I was just driving. I was just thinking. Adam was sleeping. Snow was falling. I was driving and thinking about the mess that the holidays always are with my family, and well, at least there would still be my godmother. Good ol Eitel, she was a rock; she was the only thing holding anything resembling a family together.
“And yeah, so there’s that” I said out loud for some reason, even though nobody was listening, and well sure did, I just laughed while trying to find anything other than those sleigh bell sounds that relayed that fuzzy frequency that like gremlins hid within this straight line path that I kept turning back and forth with a radio knob.
As I was driving I remember thinking about the word combination nuclear-family. And man oh man I laughed about this because what a strangely prophetic concept it was. Yeah, we built up the nuclear family in America, sure did, but oh how the warheads went off and now one by one the bombs that were named not little boy but family, well man, they just were lit up like the northern lights, like fireworks, like pen clicks; oh how that familiar bomb was one by one just ta’ going pop-snap-crackle-pop; man oh man, ha, how those family bombs were just ta’ silently explodin’.
I mean really it was; it was a full out nuclear Armageddon. I pictured the map of the states like one of them old propaganda films from the days when the people were terrified of the color red.
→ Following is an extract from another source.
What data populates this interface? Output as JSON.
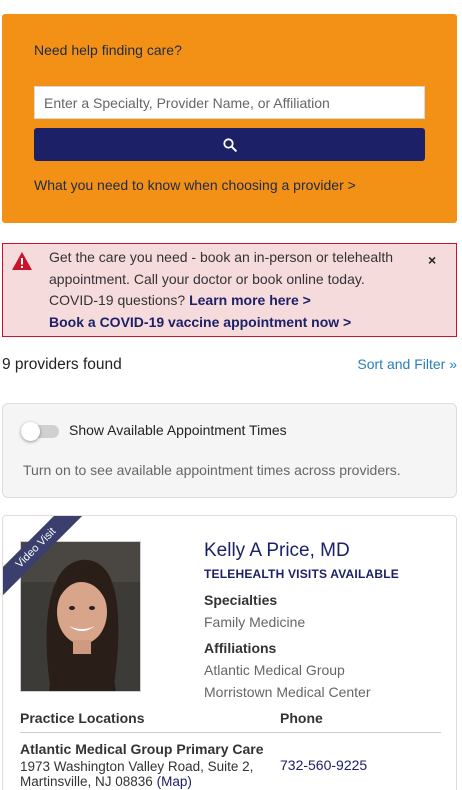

You know, those duck and cover and roll if the shelter is full and the b-o-m-b POPS.
I thought of it like a dark comedic doodle, and this concept of family, well yeah, one by one the nukes were going off, you know, not in real life, but in my head, and it was silly how I pictured the aftermath.
In my head the nuclear bang was just like a cartoon or something, and well, huh, yeah, and maybe it’s strange, but as I drove all alone and Adam slept, well huh, I don’t know why but I got a good laugh out of this sick joke and started singing “jingle bells batman melts and robin da-da-ha, well the boy wonder broke his leg”…yeah…I forgot the words…
“Man Henry, cut that shit out” Adam said. “I’m trying to get some sleep man.”